Atletiba

Leia o post original por Cristian Toledo

Engraçado. Não lembro exatamente qual foi o primeiro Atletiba que trabalhei como radialista. Deve ter sido em 1998, na rádio Cidade, equipe do Capitão Hidalgo, fazendo chegada de torcedores, coisa e tal. Não era setorista, então talvez por isso não tenha marcado.

Mas lembro depois de quase todos os clássicos que cobri como setorista, no tempo em que estive no Atlético (um ano) e no Coritiba (cinco anos). Posso me orgulhar de ter acompanhado o jogo mais tradicional do Estado dos dois lados.
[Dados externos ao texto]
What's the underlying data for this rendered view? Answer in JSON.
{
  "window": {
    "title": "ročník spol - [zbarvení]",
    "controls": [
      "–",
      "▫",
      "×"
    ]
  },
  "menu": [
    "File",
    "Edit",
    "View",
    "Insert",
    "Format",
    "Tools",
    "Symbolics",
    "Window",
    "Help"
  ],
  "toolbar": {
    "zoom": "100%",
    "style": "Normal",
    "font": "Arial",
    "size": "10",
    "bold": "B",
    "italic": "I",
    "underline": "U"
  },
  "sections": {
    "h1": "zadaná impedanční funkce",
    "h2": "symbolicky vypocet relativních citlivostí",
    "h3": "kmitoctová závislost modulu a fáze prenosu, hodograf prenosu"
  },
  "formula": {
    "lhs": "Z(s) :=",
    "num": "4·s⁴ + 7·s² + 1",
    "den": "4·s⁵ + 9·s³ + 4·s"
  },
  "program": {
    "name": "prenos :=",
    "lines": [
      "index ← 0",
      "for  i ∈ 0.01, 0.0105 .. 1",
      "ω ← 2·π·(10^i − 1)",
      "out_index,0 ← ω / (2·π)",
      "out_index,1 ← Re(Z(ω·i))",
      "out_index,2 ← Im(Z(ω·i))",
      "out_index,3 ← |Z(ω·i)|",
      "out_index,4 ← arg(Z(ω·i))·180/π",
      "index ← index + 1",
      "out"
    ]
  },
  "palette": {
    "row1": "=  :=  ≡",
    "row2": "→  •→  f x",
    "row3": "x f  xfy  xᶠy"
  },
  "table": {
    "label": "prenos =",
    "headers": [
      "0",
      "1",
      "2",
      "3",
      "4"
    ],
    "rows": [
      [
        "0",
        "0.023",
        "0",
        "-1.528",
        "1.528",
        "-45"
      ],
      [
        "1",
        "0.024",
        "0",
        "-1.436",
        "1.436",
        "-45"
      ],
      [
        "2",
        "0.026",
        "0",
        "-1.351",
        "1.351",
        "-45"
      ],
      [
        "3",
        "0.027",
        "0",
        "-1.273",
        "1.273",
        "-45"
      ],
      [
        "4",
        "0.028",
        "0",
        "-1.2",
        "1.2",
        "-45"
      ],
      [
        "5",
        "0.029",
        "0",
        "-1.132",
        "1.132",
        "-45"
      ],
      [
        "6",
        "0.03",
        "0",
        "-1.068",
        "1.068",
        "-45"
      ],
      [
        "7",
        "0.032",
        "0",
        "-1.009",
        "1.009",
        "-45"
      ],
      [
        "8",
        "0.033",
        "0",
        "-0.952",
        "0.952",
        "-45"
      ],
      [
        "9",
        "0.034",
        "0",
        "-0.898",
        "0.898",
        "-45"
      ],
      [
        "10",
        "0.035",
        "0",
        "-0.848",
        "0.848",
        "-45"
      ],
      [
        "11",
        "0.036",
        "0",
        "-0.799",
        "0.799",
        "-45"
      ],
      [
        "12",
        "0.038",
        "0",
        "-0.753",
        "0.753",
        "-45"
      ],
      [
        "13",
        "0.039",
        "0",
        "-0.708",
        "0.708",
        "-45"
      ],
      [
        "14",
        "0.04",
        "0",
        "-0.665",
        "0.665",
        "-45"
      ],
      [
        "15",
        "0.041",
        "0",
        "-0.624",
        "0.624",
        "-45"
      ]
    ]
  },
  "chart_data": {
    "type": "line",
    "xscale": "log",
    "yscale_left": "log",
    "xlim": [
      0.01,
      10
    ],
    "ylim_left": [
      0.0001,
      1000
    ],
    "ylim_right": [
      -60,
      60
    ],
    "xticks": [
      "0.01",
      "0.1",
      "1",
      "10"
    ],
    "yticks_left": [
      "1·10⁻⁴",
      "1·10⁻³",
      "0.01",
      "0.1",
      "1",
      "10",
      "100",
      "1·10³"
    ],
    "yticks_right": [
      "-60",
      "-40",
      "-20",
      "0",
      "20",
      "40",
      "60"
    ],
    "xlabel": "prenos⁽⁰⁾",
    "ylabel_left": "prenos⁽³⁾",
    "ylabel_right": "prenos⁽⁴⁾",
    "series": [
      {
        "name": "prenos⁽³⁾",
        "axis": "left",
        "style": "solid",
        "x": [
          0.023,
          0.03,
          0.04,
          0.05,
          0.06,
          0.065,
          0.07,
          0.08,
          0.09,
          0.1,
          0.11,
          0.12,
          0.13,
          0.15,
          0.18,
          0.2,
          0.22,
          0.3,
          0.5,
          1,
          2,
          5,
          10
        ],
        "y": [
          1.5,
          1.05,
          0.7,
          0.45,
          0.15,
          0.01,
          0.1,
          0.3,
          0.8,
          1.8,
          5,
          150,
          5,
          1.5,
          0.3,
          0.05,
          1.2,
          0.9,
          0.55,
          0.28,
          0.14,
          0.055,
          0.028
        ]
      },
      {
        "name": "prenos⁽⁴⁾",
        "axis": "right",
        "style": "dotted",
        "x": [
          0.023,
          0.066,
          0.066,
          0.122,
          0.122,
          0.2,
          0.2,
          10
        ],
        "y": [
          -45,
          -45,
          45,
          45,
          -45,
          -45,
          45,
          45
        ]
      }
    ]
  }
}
E nesse período de setorista eu recordo que era uma expectativa especial pelo Atletiba, pois era um momento em que o nosso trabalho aparecia mais. As entrevistas eram mais apimentadas, sempre havia um personagem (jogador, técnico, dirigente) para agitar o jogo.

O tempo foi passando, deixei a reportagem pelos caminhos da carreira, fui ficando mais velho. Trabalho há quinze anos. E hoje, ao mesmo tempo em que é sempre muito legal viver um Atletiba, é um período de profundas decepções. Porque se de um lado você cresce como pessoa, entra no espírito do jogo e busca fazer ainda mais do que o melhor, de outro nota-se claramente que a intolerância e a falta de educação são cada vez maiores.

Parece que nessas horas há quem só enxergue o que lhe interessa. Mas já falei disso aqui, e por isso não vou ficar me estendendo.

Tento levar sempre o Atletiba pro lado bom. No Tribuna, nos seis anos e meio em que trabalhei por lá, havia a brincadeira, a tiração de sarro, até mesmo a aposta que tanto fez sucesso, mas havia sempre o pedido por um jogo tranquilo, dentro e fora de campo. Acho que hoje, sábado, temos condições de – mais uma vez – fazer um espetáculo pra servir de exemplo pra outras praças, com qualidade no jogo e sossego nas arquibancadas, nas ruas próximas ao Couto Pereira, nos terminais e nas cidades da região metropolitana.

É com esse espírito que me preparo pro clássico. E é esse espírito que ainda me faz crer que a maioria silenciosa vai derrotar a minoria barulhenta, intolerante e violenta. Mesmo que isso pareça cada vez mais distante.